キャンセルされた依頼

 俺達は素早く服を着て売店に向かった。

「コーヒー牛乳の偉大さも解らん馬鹿が!吠え面掻くなよ!」

「ハッ!時代は進化しているんだ!フルーツ牛乳のバリエーションを知らない訳じゃあるまい!!」

 売店の自販機の前に立つ俺達。この自販機は透明で中身が見えるタイプだ。

 つまりどちらが多く売れているか一目で解る優れものなのだ。

「こ、これは!!」

 先に自販機を覗いていた葛西が驚愕している。俺も自販機を覗いてみる。

「そ、そうか!このホテルは閑古鳥が鳴いていたんだった!!」

 幽霊ホテルと言われて客足がほぼ無くなったホテルだ。

 それの意味する所は、つまり!!

「全然売れてねぇ!!」

 そう、コーヒー牛乳も、フルーツ牛乳も、はたまた普通の牛乳すらも一本も売れていないのだ!!

「ど、どうする?」

「どうするもこうするも…取り敢えず買うか?」

「大丈夫かよ………」

 葛西の懸念は理解ができる。

 ここで言う大丈夫とは、賞味期間が切れて無いか、と言う事だ。

 流石にそれは無いとは思うが、しかし、何か気持ち悪いので購入は控えた。

 俺達は仕方ないので、マッサージチェアに腰かけ、ヴィンヴィンとやっていた。

 やはり風呂上がりにはマッサージチェアに限る。この微妙にツボを外れた感じがたまらん。まさに至福の時だ。

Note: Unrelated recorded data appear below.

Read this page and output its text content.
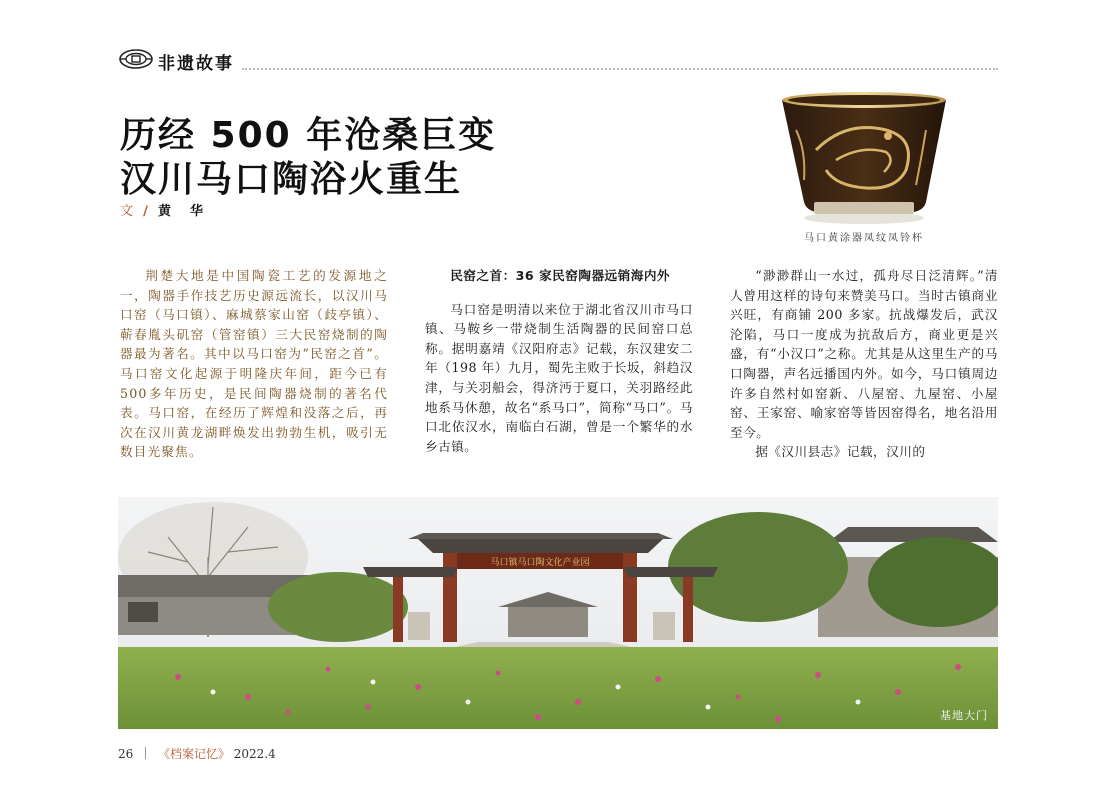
非遗故事
历经 500 年沧桑巨变
汉川马口陶浴火重生
文 / 黄　华
马口黄涂器凤纹凤铃杯

荆楚大地是中国陶瓷工艺的发源地之一，陶器手作技艺历史源远流长，以汉川马口窑（马口镇）、麻城蔡家山窑（歧亭镇）、蕲春胤头矶窑（管窑镇）三大民窑烧制的陶器最为著名。其中以马口窑为“民窑之首”。马口窑文化起源于明隆庆年间，距今已有500多年历史，是民间陶器烧制的著名代表。马口窑，在经历了辉煌和没落之后，再次在汉川黄龙湖畔焕发出勃勃生机，吸引无数目光聚焦。

民窑之首：36 家民窑陶器远销海内外

马口窑是明清以来位于湖北省汉川市马口镇、马鞍乡一带烧制生活陶器的民间窑口总称。据明嘉靖《汉阳府志》记载，东汉建安二年（198 年）九月，蜀先主败于长坂，斜趋汉津，与关羽船会，得济沔于夏口，关羽路经此地系马休憩，故名“系马口”，简称“马口”。马口北依汉水，南临白石湖，曾是一个繁华的水乡古镇。

“渺渺群山一水过，孤舟尽日泛清辉。”清人曾用这样的诗句来赞美马口。当时古镇商业兴旺，有商铺 200 多家。抗战爆发后，武汉沦陷，马口一度成为抗敌后方，商业更是兴盛，有“小汉口”之称。尤其是从这里生产的马口陶器，声名远播国内外。如今，马口镇周边许多自然村如窑新、八屋窑、九屋窑、小屋窑、王家窑、喻家窑等皆因窑得名，地名沿用至今。

据《汉川县志》记载，汉川的

马口镇马口陶文化产业园
基地大门
26 《档案记忆》 2022.4
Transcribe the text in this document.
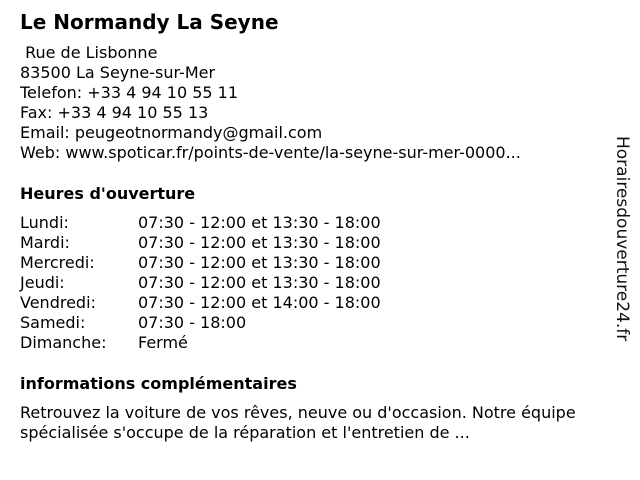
Le Normandy La Seyne
Rue de Lisbonne
83500 La Seyne-sur-Mer
Telefon: +33 4 94 10 55 11
Fax: +33 4 94 10 55 13
Email: peugeotnormandy@gmail.com
Web: www.spoticar.fr/points-de-vente/la-seyne-sur-mer-0000...
Heures d'ouverture
Lundi:	07:30 - 12:00 et 13:30 - 18:00
Mardi:	07:30 - 12:00 et 13:30 - 18:00
Mercredi:	07:30 - 12:00 et 13:30 - 18:00
Jeudi:	07:30 - 12:00 et 13:30 - 18:00
Vendredi:	07:30 - 12:00 et 14:00 - 18:00
Samedi:	07:30 - 18:00
Dimanche:	Fermé
informations complémentaires
Retrouvez la voiture de vos rêves, neuve ou d'occasion. Notre équipe spécialisée s'occupe de la réparation et l'entretien de ...
Horairesdouverture24.fr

 極楽を堪能している俺の元に、神崎がツカツカと近付いてくる。

 手には自分の荷物と俺の荷物を持ち、表情が何処か憤慨しているように見えた。

「神崎、どうしたんだ?」

 特に殴られるような事をしていないが、何かビクビクする俺。

 神崎はかなりムカついた顔をしながら俺の前に立ち、荷物をドン!と俺の前に乱暴に置いた。

「北嶋さん!帰るわよ!」

 成程、帰るのか。だから荷物を持って来た訳だ。

 って!!

「はぁ?帰る?まだ仕事していないだろう?」

 俺はまだ化け物をぶん殴っていない。

 依頼を請けたからには、キッチリと仕事をこなすのが信条の北嶋心霊探偵事務所なのだ。

「キャンセルだって!他に頼んだらしいわ!全く馬鹿にしてくれるわ!」

 かなりお怒りモードの神崎は、少し離れた所で、同じようにマッサージチェアでヴィンヴィン言わせている葛西を睨んだ。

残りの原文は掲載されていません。